More heavenly pop from the Chills

The current incarnation of the Chills, (from left) Martin Phillipps, James Dickson, Erica Stichbury, Todd Knudson and Oli Wilson. Photo supplied.
The current incarnation of the Chills, (from left) Martin Phillipps, James Dickson, Erica Stichbury, Todd Knudson and Oli Wilson. Photo supplied.

An American art dealer, a music industry mover and shaker, even the King of Thailand had a part to play in the Chills' forthcoming album.

Let's go back to January 31, 2011. The Chills had been invited to play at a New Year's Eve/50th birthday party in Queenstown organised for David Teplitzki, an American art dealer.

A fan from ''way back and impressed the Chills were still going'', Teplitzki was instrumental in forming Far South Records, on which the band released a 2013 live recording, Somewhere Beautiful.

The Chills' Dunedin based manager, Scott Muir, also has an interest in the label.

So, too, does Chris Craker, a multi Grammy nominated composer, producer and performer who, until 2008, was general manager of the international classical division of Sony BMG.

''Chris had been invited to record the King of Thailand, who apparently writes very good classical compositions,'' Phillipps explains.

''They got on well and everyone urged Chris to take advantage of the relationship and avoid all the graft, so he set up a really good studio, Karma Sound, about two hours south of Bangkok.''

Far South Records sent the Chills there in October 2013, the group recording the song Molten Gold, a new version of Pink Frost, as well as Pyramid/When The Poor Can Reach The Moon, which turned out to be one of three key tracks on Silver Bullets.

''I was a bit sneaky because we were meant to record a B side, but I knew the song was about seven minutes long, so it was never going to fit as a B side,'' Phillipps reflects.

''Everyone was really thrilled with it so we began the process of recording back at Albany St [Dunedin] in July last year. Then we toured in September through Europe and I stayed on to mix the album in London as well as do the last bits of recording.''

About a third of the songs on Silver Bullets are concepts Phillipps has been toying with since 1996 album Sunburnt. The oldest on the album is Warm Waveform, which existed as an instrumental demo version called Warm on Sketch Book: Volume One (1999).

The Otago Daily Times was invited to a preview listening session of Silver Bullets last month.

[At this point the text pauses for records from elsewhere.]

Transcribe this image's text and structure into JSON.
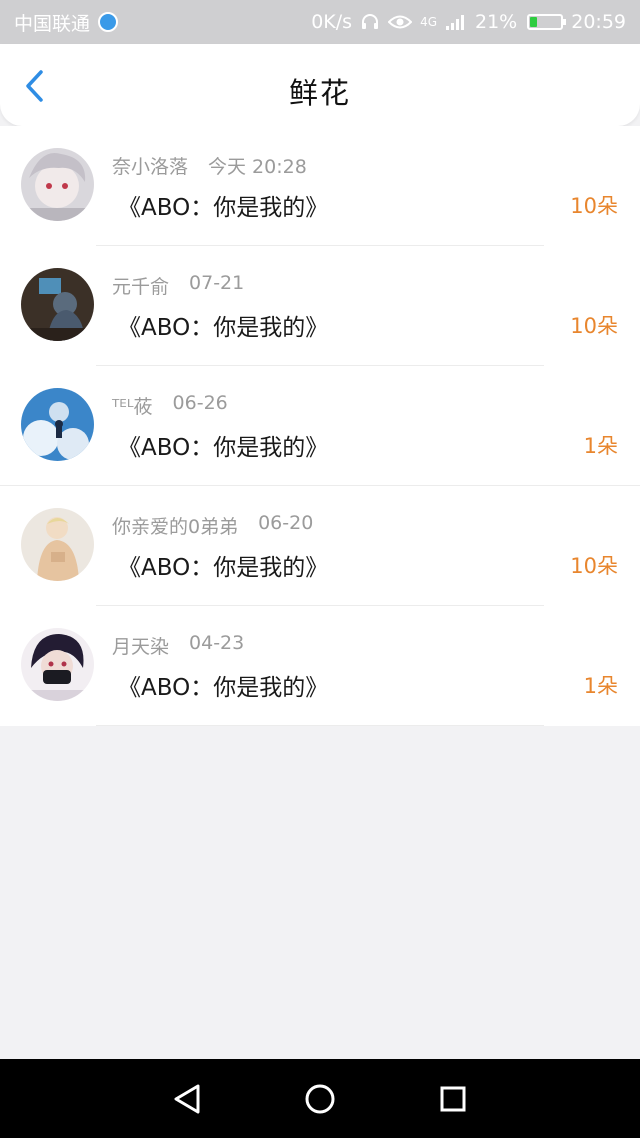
{
  "status_bar": {
    "carrier": "中国联通",
    "speed": "0K/s",
    "network": "4G",
    "battery": "21%",
    "battery_level": 0.21,
    "time": "20:59"
  },
  "header": {
    "title": "鲜花"
  },
  "items": [
    {
      "name": "奈小洛落",
      "time": "今天 20:28",
      "book": "《ABO：你是我的》",
      "count": "10朵"
    },
    {
      "name": "元千俞",
      "time": "07-21",
      "book": "《ABO：你是我的》",
      "count": "10朵"
    },
    {
      "name": "ᵀᴱᴸ莜",
      "time": "06-26",
      "book": "《ABO：你是我的》",
      "count": "1朵"
    },
    {
      "name": "你亲爱的0弟弟",
      "time": "06-20",
      "book": "《ABO：你是我的》",
      "count": "10朵"
    },
    {
      "name": "月天染",
      "time": "04-23",
      "book": "《ABO：你是我的》",
      "count": "1朵"
    }
  ],
  "colors": {
    "accent": "#2f8de4",
    "count": "#e8862e",
    "status_bar": "#cfcfd1"
  }
}
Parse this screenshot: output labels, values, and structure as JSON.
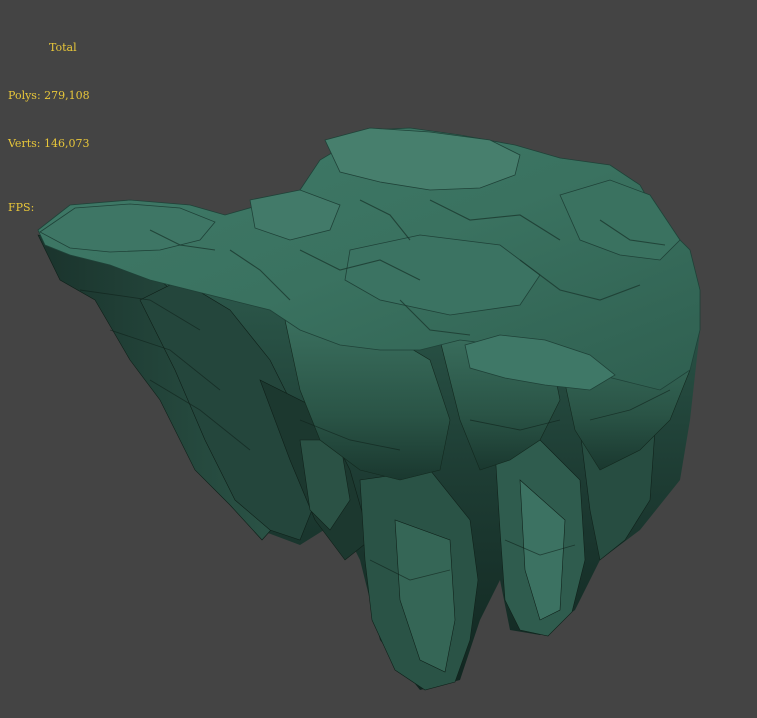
{
  "stats": {
    "total_label": "Total",
    "polys_label": "Polys:",
    "polys_value": "279,108",
    "verts_label": "Verts:",
    "verts_value": "146,073",
    "fps_label": "FPS:",
    "text_color": "#e8c73a"
  },
  "viewport": {
    "background_color": "#444444",
    "model": "floating-rock-island"
  }
}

On initial impressions, it is a strong album, encapsulating Phillipps' assured songwriting, his often overlooked guitar technique and, above all, conveying a vocal confidence not always evident in the past two decades.

As Phillipps says of Silver Bullets: ''It was a battle getting some of these songs approaching what I had envisaged.

''But I wouldn't have done the album if I didn't have good songs.''


Album highlights include

Underwater Wasteland, on which reverberating, melodic guitar lines rise and fall, acting as a counterpoint to Phillipps' vocal lines; in fact, much of the song is instrumental, reinforcing its contemplative feel before a turbulent burst of distortion takes the track to its conclusion.

Pyramid/When The Poor Can Reach The Moon, whose massive textural washes convey a feeling of staring into the maw of some awful creature (Male Monster From The Id?); here Phillipps plays with harmonic dissonance before injecting a feeling of lightness via strings, then veering off into a joyous pop song.

Aurora Corona offers another example of Phillipps' meticulous guitar phrasing, while I Can't Help You is possibly the most straight ahead pop song on the album.

Tomboy, in contrast, has it all: Submarine Bells type ambition, sinuous guitars and warm slabs of vocals set to a schoolyard story that starts with a small musical idea (as do many of the tracks on Silver Bullets) before ballooning into something magical.